En 2011, la mitad de familias empresarias que participaron en una investigación que llevó a cabo la Cátedra de Empresa Familiar del IESE no contaban con un protocolo familiar. Cuatro años después, me atrevería a decir que esta cifra habrá aumentado, a juzgar por lo que oigo en los encuentros sobre empresa familiar en los que participo regularmente. O por lo menos existe una mayor sensibilización por el tema.
Ya en aquel momento vimos que en las empresas de mayor tamaño, la existencia del protocolo familiar estaba más extendida: el 64% de las empresas con una facturación de entre 50 y más de 200 millones de euros decía contar con este documento para regular las relaciones entre la familia propietaria y su empresa familiar.
Hace más de dos décadas que se empezó a extender la idea de que las relaciones familia-empresa en una empresa familiar debían estar reguladas por un conjunto de normas y patrones de funcionamiento, es decir, por un “protocolo familiar”. Aún hoy me llama la atención que se eligiera un término que tiene tantas connotaciones de rigidez como “protocolo” para designar a este instrumento que, más allá de un documento escrito y flexible, debería ser el resultado de un proceso de debate y de un consenso familiar que va mucho más allá de la mera regulación de las relaciones familia-empresa.
En realidad, el protocolo es solo una parte de un acuerdo mucho más amplio, que establece un marco de convivencia común para la familia, la empresa de la que son propietarios o a la que se sienten vinculados y las personas que forman parte de ambas instituciones. El protocolo debería ser un documento vivo y flexible, que se adapte a la estructura, las dinámicas y los procesos que vive la familia empresaria.
Entender el protocolo simplemente como un reglamento escrito y detallado sobre lo que se puede o no se puede hacer en la empresa familiar es tener una visión muy limitada y poco realista de este instrumento de gobierno. Quien piense que este documento tiene por objetivo evitar que se crucen dos vidas, la de la familia y la de la empresa familiar, está muy equivocado. Es más: estas dos dimensiones deberían avanzar en paralelo.
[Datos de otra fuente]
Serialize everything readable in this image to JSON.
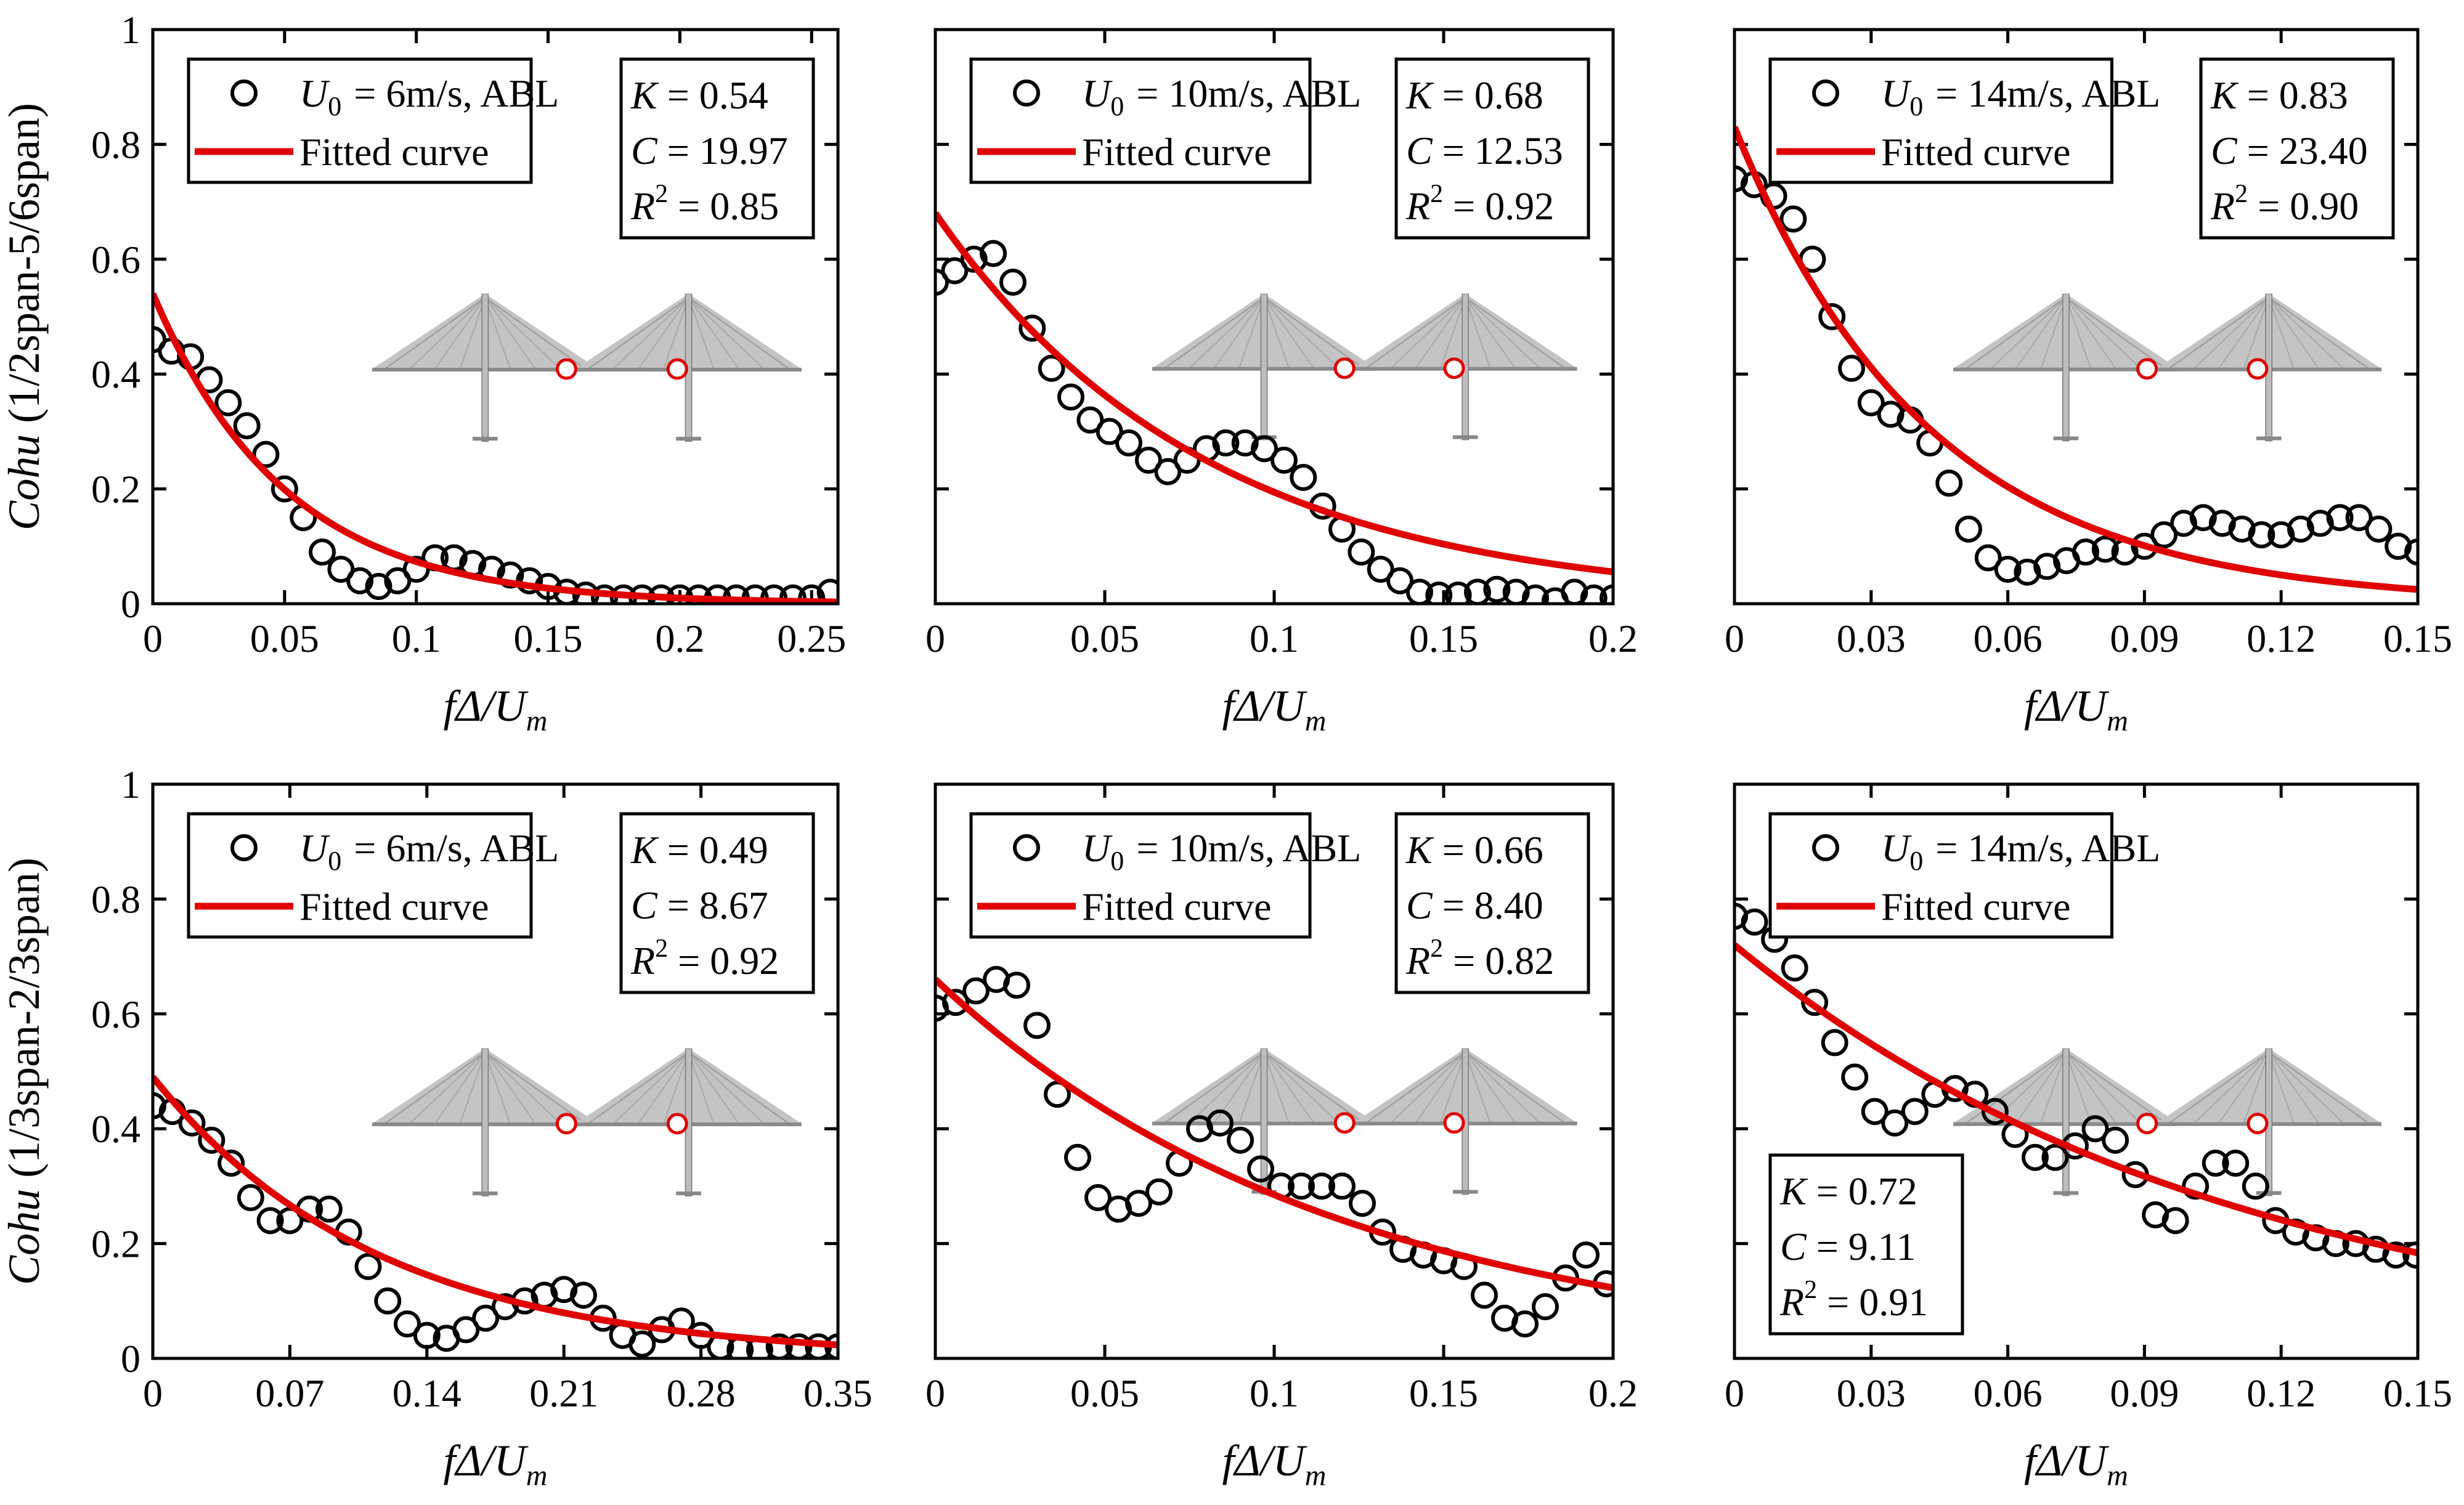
{
  "chart_data": [
    {
      "type": "scatter",
      "row": 0,
      "col": 0,
      "xlabel": "fΔ/Um",
      "ylabel": "Cohu (1/2span-5/6span)",
      "xlim": [
        0,
        0.26
      ],
      "ylim": [
        0,
        1
      ],
      "xticks": [
        "0",
        "0.05",
        "0.1",
        "0.15",
        "0.2",
        "0.25"
      ],
      "xtick_values": [
        0,
        0.05,
        0.1,
        0.15,
        0.2,
        0.25
      ],
      "yticks": [
        "0",
        "0.2",
        "0.4",
        "0.6",
        "0.8",
        "1"
      ],
      "ytick_values": [
        0,
        0.2,
        0.4,
        0.6,
        0.8,
        1
      ],
      "legend": {
        "series_label_prefix": "U",
        "series_label_sub": "0",
        "series_label_rest": "= 6m/s, ABL",
        "fit_label": "Fitted curve"
      },
      "stats": {
        "K": "0.54",
        "C": "19.97",
        "R2": "0.85",
        "position": "top-right"
      },
      "fit": {
        "K": 0.54,
        "C": 19.97
      },
      "x": [
        0,
        0.0071,
        0.0143,
        0.0214,
        0.0286,
        0.0357,
        0.0429,
        0.05,
        0.0571,
        0.0643,
        0.0714,
        0.0786,
        0.0857,
        0.0929,
        0.1,
        0.1071,
        0.1143,
        0.1214,
        0.1286,
        0.1357,
        0.1429,
        0.15,
        0.1571,
        0.1643,
        0.1714,
        0.1786,
        0.1857,
        0.1929,
        0.2,
        0.2071,
        0.2143,
        0.2214,
        0.2286,
        0.2357,
        0.2429,
        0.25,
        0.2571
      ],
      "y": [
        0.46,
        0.44,
        0.43,
        0.39,
        0.35,
        0.31,
        0.26,
        0.2,
        0.15,
        0.09,
        0.06,
        0.04,
        0.03,
        0.04,
        0.06,
        0.08,
        0.08,
        0.07,
        0.06,
        0.05,
        0.04,
        0.03,
        0.02,
        0.015,
        0.01,
        0.01,
        0.01,
        0.01,
        0.01,
        0.01,
        0.01,
        0.01,
        0.01,
        0.01,
        0.01,
        0.01,
        0.02
      ],
      "icon": "cable-stayed-bridge-icon"
    },
    {
      "type": "scatter",
      "row": 0,
      "col": 1,
      "xlabel": "fΔ/Um",
      "ylabel": "",
      "xlim": [
        0,
        0.2
      ],
      "ylim": [
        0,
        1
      ],
      "xticks": [
        "0",
        "0.05",
        "0.1",
        "0.15",
        "0.2"
      ],
      "xtick_values": [
        0,
        0.05,
        0.1,
        0.15,
        0.2
      ],
      "yticks": [],
      "ytick_values": [
        0,
        0.2,
        0.4,
        0.6,
        0.8,
        1
      ],
      "legend": {
        "series_label_prefix": "U",
        "series_label_sub": "0",
        "series_label_rest": "= 10m/s, ABL",
        "fit_label": "Fitted curve"
      },
      "stats": {
        "K": "0.68",
        "C": "12.53",
        "R2": "0.92",
        "position": "top-right"
      },
      "fit": {
        "K": 0.68,
        "C": 12.53
      },
      "x": [
        0,
        0.0057,
        0.0114,
        0.0171,
        0.0229,
        0.0286,
        0.0343,
        0.04,
        0.0457,
        0.0514,
        0.0571,
        0.0629,
        0.0686,
        0.0743,
        0.08,
        0.0857,
        0.0914,
        0.0971,
        0.1029,
        0.1086,
        0.1143,
        0.12,
        0.1257,
        0.1314,
        0.1371,
        0.1429,
        0.1486,
        0.1543,
        0.16,
        0.1657,
        0.1714,
        0.1771,
        0.1829,
        0.1886,
        0.1943,
        0.2
      ],
      "y": [
        0.56,
        0.58,
        0.6,
        0.61,
        0.56,
        0.48,
        0.41,
        0.36,
        0.32,
        0.3,
        0.28,
        0.25,
        0.23,
        0.25,
        0.27,
        0.28,
        0.28,
        0.27,
        0.25,
        0.22,
        0.17,
        0.13,
        0.09,
        0.06,
        0.04,
        0.02,
        0.015,
        0.015,
        0.02,
        0.025,
        0.02,
        0.01,
        0.005,
        0.02,
        0.01,
        0.01
      ],
      "icon": "cable-stayed-bridge-icon"
    },
    {
      "type": "scatter",
      "row": 0,
      "col": 2,
      "xlabel": "fΔ/Um",
      "ylabel": "",
      "xlim": [
        0,
        0.15
      ],
      "ylim": [
        0,
        1
      ],
      "xticks": [
        "0",
        "0.03",
        "0.06",
        "0.09",
        "0.12",
        "0.15"
      ],
      "xtick_values": [
        0,
        0.03,
        0.06,
        0.09,
        0.12,
        0.15
      ],
      "yticks": [],
      "ytick_values": [
        0,
        0.2,
        0.4,
        0.6,
        0.8,
        1
      ],
      "legend": {
        "series_label_prefix": "U",
        "series_label_sub": "0",
        "series_label_rest": "= 14m/s, ABL",
        "fit_label": "Fitted curve"
      },
      "stats": {
        "K": "0.83",
        "C": "23.40",
        "R2": "0.90",
        "position": "top-right"
      },
      "fit": {
        "K": 0.83,
        "C": 23.4
      },
      "x": [
        0,
        0.0043,
        0.0086,
        0.0129,
        0.0171,
        0.0214,
        0.0257,
        0.03,
        0.0343,
        0.0386,
        0.0429,
        0.0471,
        0.0514,
        0.0557,
        0.06,
        0.0643,
        0.0686,
        0.0729,
        0.0771,
        0.0814,
        0.0857,
        0.09,
        0.0943,
        0.0986,
        0.1029,
        0.1071,
        0.1114,
        0.1157,
        0.12,
        0.1243,
        0.1286,
        0.1329,
        0.1371,
        0.1414,
        0.1457,
        0.15
      ],
      "y": [
        0.74,
        0.73,
        0.71,
        0.67,
        0.6,
        0.5,
        0.41,
        0.35,
        0.33,
        0.32,
        0.28,
        0.21,
        0.13,
        0.08,
        0.06,
        0.055,
        0.065,
        0.075,
        0.09,
        0.095,
        0.09,
        0.1,
        0.12,
        0.14,
        0.15,
        0.14,
        0.13,
        0.12,
        0.12,
        0.13,
        0.14,
        0.15,
        0.15,
        0.13,
        0.1,
        0.09
      ],
      "icon": "cable-stayed-bridge-icon"
    },
    {
      "type": "scatter",
      "row": 1,
      "col": 0,
      "xlabel": "fΔ/Um",
      "ylabel": "Cohu (1/3span-2/3span)",
      "xlim": [
        0,
        0.35
      ],
      "ylim": [
        0,
        1
      ],
      "xticks": [
        "0",
        "0.07",
        "0.14",
        "0.21",
        "0.28",
        "0.35"
      ],
      "xtick_values": [
        0,
        0.07,
        0.14,
        0.21,
        0.28,
        0.35
      ],
      "yticks": [
        "0",
        "0.2",
        "0.4",
        "0.6",
        "0.8",
        "1"
      ],
      "ytick_values": [
        0,
        0.2,
        0.4,
        0.6,
        0.8,
        1
      ],
      "legend": {
        "series_label_prefix": "U",
        "series_label_sub": "0",
        "series_label_rest": "= 6m/s, ABL",
        "fit_label": "Fitted curve"
      },
      "stats": {
        "K": "0.49",
        "C": "8.67",
        "R2": "0.92",
        "position": "top-right"
      },
      "fit": {
        "K": 0.49,
        "C": 8.67
      },
      "x": [
        0,
        0.01,
        0.02,
        0.03,
        0.04,
        0.05,
        0.06,
        0.07,
        0.08,
        0.09,
        0.1,
        0.11,
        0.12,
        0.13,
        0.14,
        0.15,
        0.16,
        0.17,
        0.18,
        0.19,
        0.2,
        0.21,
        0.22,
        0.23,
        0.24,
        0.25,
        0.26,
        0.27,
        0.28,
        0.29,
        0.3,
        0.31,
        0.32,
        0.33,
        0.34,
        0.35
      ],
      "y": [
        0.44,
        0.43,
        0.41,
        0.38,
        0.34,
        0.28,
        0.24,
        0.24,
        0.26,
        0.26,
        0.22,
        0.16,
        0.1,
        0.06,
        0.04,
        0.035,
        0.05,
        0.07,
        0.09,
        0.1,
        0.11,
        0.12,
        0.11,
        0.07,
        0.04,
        0.025,
        0.05,
        0.065,
        0.04,
        0.02,
        0.015,
        0.015,
        0.02,
        0.02,
        0.02,
        0.02
      ],
      "icon": "cable-stayed-bridge-icon"
    },
    {
      "type": "scatter",
      "row": 1,
      "col": 1,
      "xlabel": "fΔ/Um",
      "ylabel": "",
      "xlim": [
        0,
        0.2
      ],
      "ylim": [
        0,
        1
      ],
      "xticks": [
        "0",
        "0.05",
        "0.1",
        "0.15",
        "0.2"
      ],
      "xtick_values": [
        0,
        0.05,
        0.1,
        0.15,
        0.2
      ],
      "yticks": [],
      "ytick_values": [
        0,
        0.2,
        0.4,
        0.6,
        0.8,
        1
      ],
      "legend": {
        "series_label_prefix": "U",
        "series_label_sub": "0",
        "series_label_rest": "= 10m/s, ABL",
        "fit_label": "Fitted curve"
      },
      "stats": {
        "K": "0.66",
        "C": "8.40",
        "R2": "0.82",
        "position": "top-right"
      },
      "fit": {
        "K": 0.66,
        "C": 8.4
      },
      "x": [
        0,
        0.006,
        0.012,
        0.018,
        0.024,
        0.03,
        0.036,
        0.042,
        0.048,
        0.054,
        0.06,
        0.066,
        0.072,
        0.078,
        0.084,
        0.09,
        0.096,
        0.102,
        0.108,
        0.114,
        0.12,
        0.126,
        0.132,
        0.138,
        0.144,
        0.15,
        0.156,
        0.162,
        0.168,
        0.174,
        0.18,
        0.186,
        0.192,
        0.198
      ],
      "y": [
        0.61,
        0.62,
        0.64,
        0.66,
        0.65,
        0.58,
        0.46,
        0.35,
        0.28,
        0.26,
        0.27,
        0.29,
        0.34,
        0.4,
        0.41,
        0.38,
        0.33,
        0.3,
        0.3,
        0.3,
        0.3,
        0.27,
        0.22,
        0.19,
        0.18,
        0.17,
        0.16,
        0.11,
        0.07,
        0.06,
        0.09,
        0.14,
        0.18,
        0.13
      ],
      "icon": "cable-stayed-bridge-icon"
    },
    {
      "type": "scatter",
      "row": 1,
      "col": 2,
      "xlabel": "fΔ/Um",
      "ylabel": "",
      "xlim": [
        0,
        0.15
      ],
      "ylim": [
        0,
        1
      ],
      "xticks": [
        "0",
        "0.03",
        "0.06",
        "0.09",
        "0.12",
        "0.15"
      ],
      "xtick_values": [
        0,
        0.03,
        0.06,
        0.09,
        0.12,
        0.15
      ],
      "yticks": [],
      "ytick_values": [
        0,
        0.2,
        0.4,
        0.6,
        0.8,
        1
      ],
      "legend": {
        "series_label_prefix": "U",
        "series_label_sub": "0",
        "series_label_rest": "= 14m/s, ABL",
        "fit_label": "Fitted curve"
      },
      "stats": {
        "K": "0.72",
        "C": "9.11",
        "R2": "0.91",
        "position": "bottom-left"
      },
      "fit": {
        "K": 0.72,
        "C": 9.11
      },
      "x": [
        0,
        0.0044,
        0.0088,
        0.0132,
        0.0176,
        0.022,
        0.0264,
        0.0308,
        0.0352,
        0.0396,
        0.044,
        0.0484,
        0.0528,
        0.0572,
        0.0616,
        0.066,
        0.0704,
        0.0748,
        0.0792,
        0.0836,
        0.088,
        0.0924,
        0.0968,
        0.1012,
        0.1056,
        0.11,
        0.1144,
        0.1188,
        0.1232,
        0.1276,
        0.132,
        0.1364,
        0.1408,
        0.1452,
        0.1496
      ],
      "y": [
        0.77,
        0.76,
        0.73,
        0.68,
        0.62,
        0.55,
        0.49,
        0.43,
        0.41,
        0.43,
        0.46,
        0.47,
        0.46,
        0.43,
        0.39,
        0.35,
        0.35,
        0.37,
        0.4,
        0.38,
        0.32,
        0.25,
        0.24,
        0.3,
        0.34,
        0.34,
        0.3,
        0.24,
        0.22,
        0.21,
        0.2,
        0.2,
        0.19,
        0.18,
        0.18
      ],
      "icon": "cable-stayed-bridge-icon"
    }
  ]
}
El vínculo entre ellas es demasiado estrecho como para pretender que sus caminos puedan discurrir de forma autónoma y sin interferencias: las decisiones de la empresa afectan a la familia y algunas decisiones familiares pueden afectar al negocio. Ésta es una realidad que hay que aceptar y asumir, pues negarla sirve de bien poco.
Teniendo esto en cuenta, sería recomendable que, antes de iniciar la redacción del protocolo familiar, la familia empresaria se asegurara de que todos sus miembros tienen una respuesta consensuada para estas cuatro preguntas:
- ¿Por qué queremos ser una familia empresaria?
- ¿Qué modelo de empresa familiar queremos tener, en lo que se refiere a las posiciones de los familiares en la misma?
- ¿Qué podemos esperar de la empresa de la que somos propietarios?
- ¿En qué circunstancias estaríamos dispuestos a ceder, parcial o totalmente, la propiedad de nuestra empresa familiar?
Ponerse de acuerdo en estos temas requiere un proceso de reflexión y debate conjunto entre todos los familiares que participan en el proyecto empresarial.
En vuestra familia, ¿contáis con un protocolo? Si es así, ¿qué papel juega a la hora de regular las relaciones familia-empresa? ¿En qué situaciones os ha resultado útil aplicarlo?